In the first case, the Financial Reporting Council found four findings of misconduct against KPMG and one of its partners, James Marsh, chief operating officer of KPMG.

KPMG failed to require Mr Marsh to sell his shares in Cable and Wireless Worldwide — one of the firm’s auditing clients — when he was appointed partner in 2011. The FRC said that KPMG lacked “sufficient or appropriate procedures to prevent or identify the failure on the part of Mr Marsh to sell the shares”.

The FRC also found misconduct around Mr Marsh’s appointment to the role of chief operating officer when less than two years earlier he had been in a position to exert significant influence over the financial statements of Cable and Wireless.

KPMG was fined £350,000, which was reduced 35 per cent to £227,500 to reflect the auditor’s admissions. Mr Marsh was fined £60,000, which was reduced to £39,000 to reflect his admissions.

The second case related to KPMG’s position as auditor to car retailer Pendragon when a former partner, Mel Egglenton, was appointed a non-executive director of Pendragon.

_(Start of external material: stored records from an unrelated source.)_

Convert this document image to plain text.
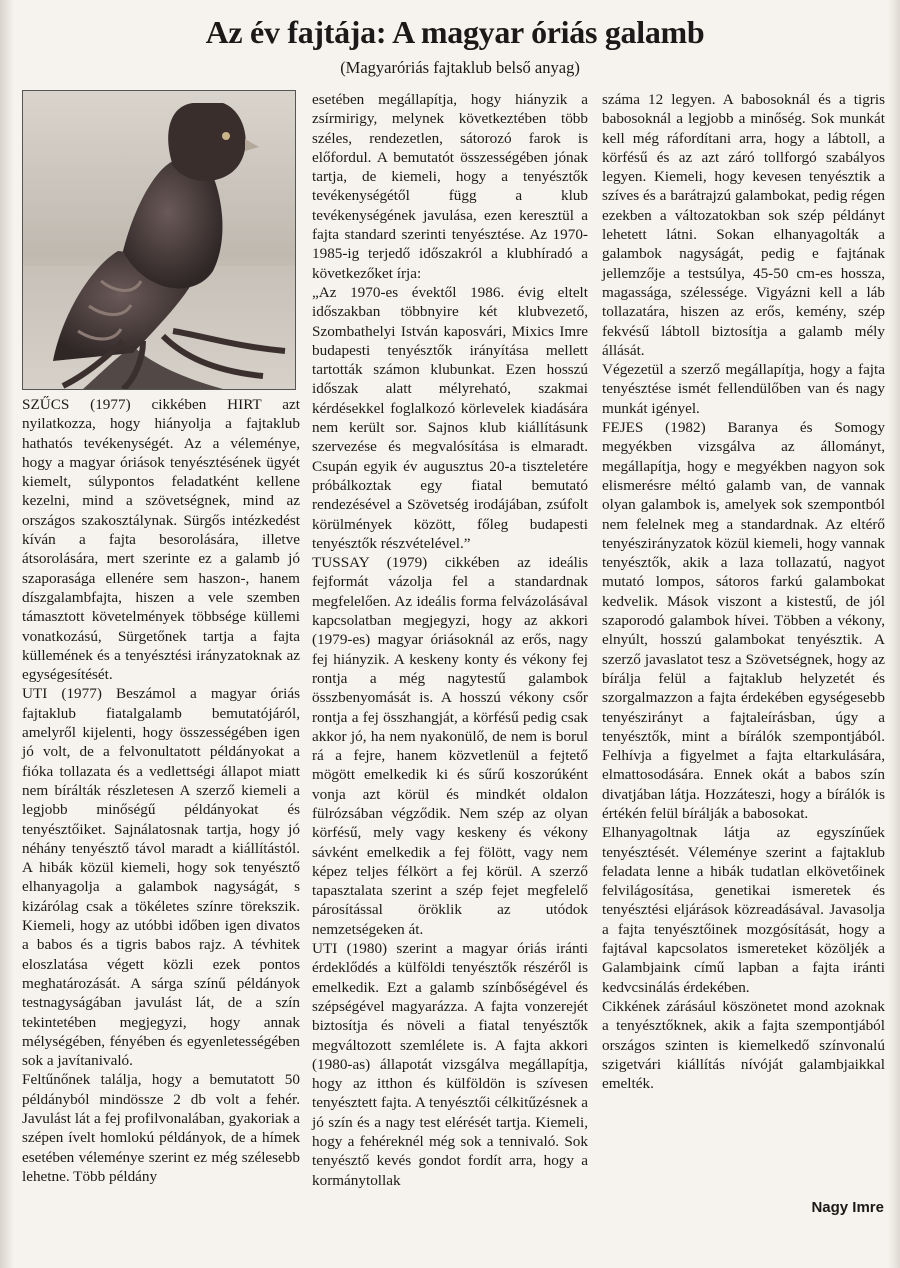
Az év fajtája: A magyar óriás galamb

(Magyaróriás fajtaklub belső anyag)

SZŰCS (1977) cikkében HIRT azt nyilatkozza, hogy hiányolja a fajtaklub hathatós tevékenységét. Az a véleménye, hogy a magyar óriások tenyésztésének ügyét kiemelt, súlypontos feladatként kellene kezelni, mind a szövetségnek, mind az országos szakosztálynak. Sürgős intézkedést kíván a fajta besorolására, illetve átsorolására, mert szerinte ez a galamb jó szaporasága ellenére sem haszon-, hanem díszgalambfajta, hiszen a vele szemben támasztott követelmények többsége küllemi vonatkozású, Sürgetőnek tartja a fajta küllemének és a tenyésztési irányzatoknak az egységesítését.

UTI (1977) Beszámol a magyar óriás fajtaklub fiatalgalamb bemutatójáról, amelyről kijelenti, hogy összességében igen jó volt, de a felvonultatott példányokat a fióka tollazata és a vedlettségi állapot miatt nem bírálták részletesen A szerző kiemeli a legjobb minőségű példányokat és tenyésztőiket. Sajnálatosnak tartja, hogy jó néhány tenyésztő távol maradt a kiállítástól. A hibák közül kiemeli, hogy sok tenyésztő elhanyagolja a galambok nagyságát, s kizárólag csak a tökéletes színre törekszik. Kiemeli, hogy az utóbbi időben igen divatos a babos és a tigris babos rajz. A tévhitek eloszlatása végett közli ezek pontos meghatározását. A sárga színű példányok testnagyságában javulást lát, de a szín tekintetében megjegyzi, hogy annak mélységében, fényében és egyenletességében sok a javítanivaló.

Feltűnőnek találja, hogy a bemutatott 50 példányból mindössze 2 db volt a fehér. Javulást lát a fej profilvonalában, gyakoriak a szépen ívelt homlokú példányok, de a hímek esetében véleménye szerint ez még szélesebb lehetne. Több példány

esetében megállapítja, hogy hiányzik a zsírmirigy, melynek következtében több széles, rendezetlen, sátorozó farok is előfordul. A bemutatót összességében jónak tartja, de kiemeli, hogy a tenyésztők tevékenységétől függ a klub tevékenységének javulása, ezen keresztül a fajta standard szerinti tenyésztése. Az 1970-1985-ig terjedő időszakról a klubhíradó a következőket írja:

„Az 1970-es évektől 1986. évig eltelt időszakban többnyire két klubvezető, Szombathelyi István kaposvári, Mixics Imre budapesti tenyésztők irányítása mellett tartották számon klubunkat. Ezen hosszú időszak alatt mélyreható, szakmai kérdésekkel foglalkozó körlevelek kiadására nem került sor. Sajnos klub kiállításunk szervezése és megvalósítása is elmaradt. Csupán egyik év augusztus 20-a tiszteletére próbálkoztak egy fiatal bemutató rendezésével a Szövetség irodájában, zsúfolt körülmények között, főleg budapesti tenyésztők részvételével.”

TUSSAY (1979) cikkében az ideális fejformát vázolja fel a standardnak megfelelően. Az ideális forma felvázolásával kapcsolatban megjegyzi, hogy az akkori (1979-es) magyar óriásoknál az erős, nagy fej hiányzik. A keskeny konty és vékony fej rontja a még nagytestű galambok összbenyomását is. A hosszú vékony csőr rontja a fej összhangját, a körfésű pedig csak akkor jó, ha nem nyakonülő, de nem is borul rá a fejre, hanem közvetlenül a fejtető mögött emelkedik ki és sűrű koszorúként vonja azt körül és mindkét oldalon fülrózsában végződik. Nem szép az olyan körfésű, mely vagy keskeny és vékony sávként emelkedik a fej fölött, vagy nem képez teljes félkört a fej körül. A szerző tapasztalata szerint a szép fejet megfelelő párosítással öröklik az utódok nemzetségeken át.

UTI (1980) szerint a magyar óriás iránti érdeklődés a külföldi tenyésztők részéről is emelkedik. Ezt a galamb színbőségével és szépségével magyarázza. A fajta vonzerejét biztosítja és növeli a fiatal tenyésztők megváltozott szemlélete is. A fajta akkori (1980-as) állapotát vizsgálva megállapítja, hogy az itthon és külföldön is szívesen tenyésztett fajta. A tenyésztői célkitűzésnek a jó szín és a nagy test elérését tartja. Kiemeli, hogy a fehéreknél még sok a tennivaló. Sok tenyésztő kevés gondot fordít arra, hogy a kormánytollak

száma 12 legyen. A babosoknál és a tigris babosoknál a legjobb a minőség. Sok munkát kell még ráfordítani arra, hogy a lábtoll, a körfésű és az azt záró tollforgó szabályos legyen. Kiemeli, hogy kevesen tenyésztik a szíves és a barátrajzú galambokat, pedig régen ezekben a változatokban sok szép példányt lehetett látni. Sokan elhanyagolták a galambok nagyságát, pedig e fajtának jellemzője a testsúlya, 45-50 cm-es hossza, magassága, szélessége. Vigyázni kell a láb tollazatára, hiszen az erős, kemény, szép fekvésű lábtoll biztosítja a galamb mély állását.

Végezetül a szerző megállapítja, hogy a fajta tenyésztése ismét fellendülőben van és nagy munkát igényel.

FEJES (1982) Baranya és Somogy megyékben vizsgálva az állományt, megállapítja, hogy e megyékben nagyon sok elismerésre méltó galamb van, de vannak olyan galambok is, amelyek sok szempontból nem felelnek meg a standardnak. Az eltérő tenyészirányzatok közül kiemeli, hogy vannak tenyésztők, akik a laza tollazatú, nagyot mutató lompos, sátoros farkú galambokat kedvelik. Mások viszont a kistestű, de jól szaporodó galambok hívei. Többen a vékony, elnyúlt, hosszú galambokat tenyésztik. A szerző javaslatot tesz a Szövetségnek, hogy az bírálja felül a fajtaklub helyzetét és szorgalmazzon a fajta érdekében egységesebb tenyészirányt a fajtaleírásban, úgy a tenyésztők, mint a bírálók szempontjából. Felhívja a figyelmet a fajta eltarkulására, elmattosodására. Ennek okát a babos szín divatjában látja. Hozzáteszi, hogy a bírálók is értékén felül bírálják a babosokat.

Elhanyagoltnak látja az egyszínűek tenyésztését. Véleménye szerint a fajtaklub feladata lenne a hibák tudatlan elkövetőinek felvilágosítása, genetikai ismeretek és tenyésztési eljárások közreadásával. Javasolja a fajta tenyésztőinek mozgósítását, hogy a fajtával kapcsolatos ismereteket közöljék a Galambjaink című lapban a fajta iránti kedvcsinálás érdekében.

Cikkének zárásául köszönetet mond azoknak a tenyésztőknek, akik a fajta szempontjából országos szinten is kiemelkedő színvonalú szigetvári kiállítás nívóját galambjaikkal emelték.

Nagy Imre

The FRC found that KPMG failed to have sufficient or appropriate procedures in place to identify whether Mr Egglenton might have been in the chain of command so that his appointment as NED of Pendragon would require KPMG’s audit resignation.

KPMG was fined £250,000, which was reduced 35 per cent to £162,500 to reflect KPMG’s admissions.

In both cases, the FRC said that KPMG failed to establish an appropriate control environment that put sticking to ethical principles and compliance with ethical standards above commercial considerations.

KPMG said that none of the breaches had a substantive impact on the firm’s clients. It said: “We are pleased that the tribunal agrees that these breaches were unintentional on our part and that they acknowledge the significant efforts we have made (and continue to make) improving our internal processes and controls.”

Last month an appeals tribunal quashed the FRC’s finding that there had been deliberate misconduct at Deloitte in respect of its advice on two transactions connected to UK carmaker MG Rover, which went out of business in 2005. The tribunal also threw out eight of 13 charges against Deloitte, one of the FRC’s most high profile cases in recent years.